Theology is very similar to other fields of study. It resembles fields in the humanities such as philosophy, history, anthropology, and psychology more than fields such as physics and chemistry because the subject of theology is a divine person, and the humanities deal with people where "hard sciences" like physics deal with things that can be experimented upon.
Now the crux for theology, then, is divine revelation. If there is not a God, then there can be no divine revelation, so that would invalidate the data on which theology is based. If there is a God, and he has revealed himself in the sources that theology studies, then it is just as sound of a study as any other. Indeed, it is the highest field of study because it concerns the highest subject: the Creator of the Universe. All other fields deal with things in the creation, rather than the Creator.

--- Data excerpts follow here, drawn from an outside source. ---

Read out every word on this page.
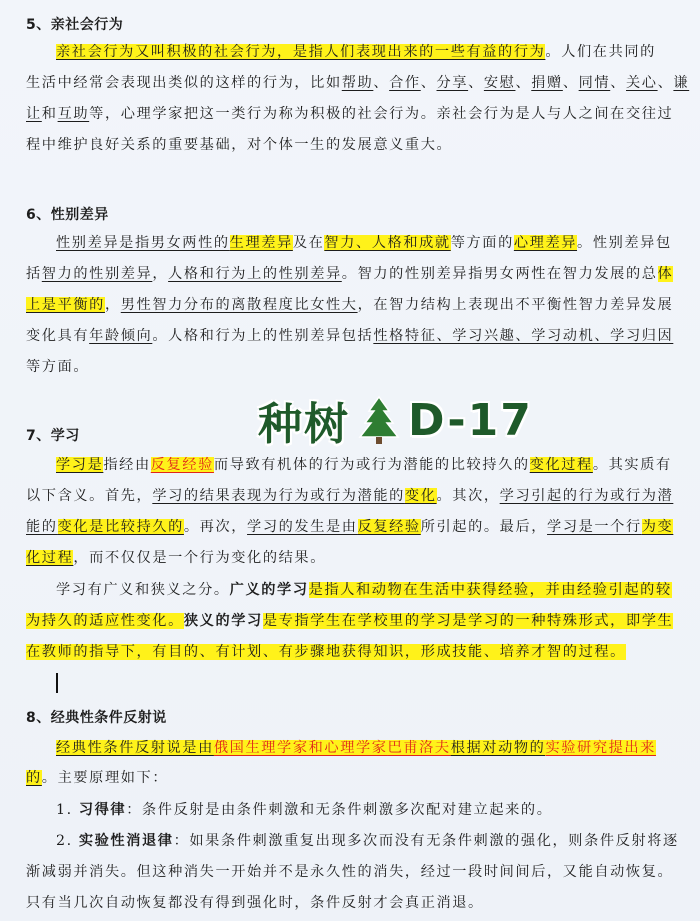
5、亲社会行为
亲社会行为又叫积极的社会行为，是指人们表现出来的一些有益的行为。人们在共同的
生活中经常会表现出类似的这样的行为，比如帮助、合作、分享、安慰、捐赠、同情、关心、谦
让和互助等，心理学家把这一类行为称为积极的社会行为。亲社会行为是人与人之间在交往过
程中维护良好关系的重要基础，对个体一生的发展意义重大。
6、性别差异
性别差异是指男女两性的生理差异及在智力、人格和成就等方面的心理差异。性别差异包
括智力的性别差异，人格和行为上的性别差异。智力的性别差异指男女两性在智力发展的总体
上是平衡的，男性智力分布的离散程度比女性大，在智力结构上表现出不平衡性智力差异发展
变化具有年龄倾向。人格和行为上的性别差异包括性格特征、学习兴趣、学习动机、学习归因
等方面。
种树 D-17
7、学习
学习是指经由反复经验而导致有机体的行为或行为潜能的比较持久的变化过程。其实质有
以下含义。首先，学习的结果表现为行为或行为潜能的变化。其次，学习引起的行为或行为潜
能的变化是比较持久的。再次，学习的发生是由反复经验所引起的。最后，学习是一个行为变
化过程，而不仅仅是一个行为变化的结果。
学习有广义和狭义之分。广义的学习是指人和动物在生活中获得经验，并由经验引起的较
为持久的适应性变化。狭义的学习是专指学生在学校里的学习是学习的一种特殊形式，即学生
在教师的指导下，有目的、有计划、有步骤地获得知识，形成技能、培养才智的过程。
8、经典性条件反射说
经典性条件反射说是由俄国生理学家和心理学家巴甫洛夫根据对动物的实验研究提出来
的。主要原理如下：
1. 习得律：条件反射是由条件刺激和无条件刺激多次配对建立起来的。
2. 实验性消退律：如果条件刺激重复出现多次而没有无条件刺激的强化，则条件反射将逐
渐减弱并消失。但这种消失一开始并不是永久性的消失，经过一段时间间后，又能自动恢复。
只有当几次自动恢复都没有得到强化时，条件反射才会真正消退。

Here is an analogy. Lets say that an astronomer using a radio telescope picks up signals that he believes are coming from broadcasts from another planet around a star many light years away. He teams up with a linguist and other experts to decode and interpret the signals. If he is wrong, and he is only picking up radiation from some natural source, than he and his colleagues are wasting their time. However, if he is right, and he has found the communications of other intelligent life in the galaxy, he is doing some of the most important scientific work on the planet. Either way, his work is rational. There is nothing irrational about the possibility of intelligent life elsewhere in the galaxy, and he is using completely rational methods in his study.
Although there are atheists who think they have explained everything, and there is no need for God, their explanations do nothing to eliminate the possibility of God. And since most humans who have ever lived believe there is a God, and many claim to have heard from God in some form or another, then it is not unreasonable to study these claims. This is the conclusion I came to at age 16, and within a year, I had found convincing reasons to believe the Bible is a record of divine revelation. From there I learned about Jesus Christ as the Word of God who taking on human flesh and living and dying 2000 years ago gave us the fullness of divine revelation. It took over 25 more years of experience and study to come to understand the important and unique role the Catholic Church has in transmitting and interpretting the revelation that came through Christ. So, I'm really just a beginner in Theology. Although I've learned a lot in the last 30 years, I feel like most of my time has been spent on the front steps of the Cathedral, and I've only recently walked through the doors and have begun to admire the beautiful artwork that covers the walls and ceiling.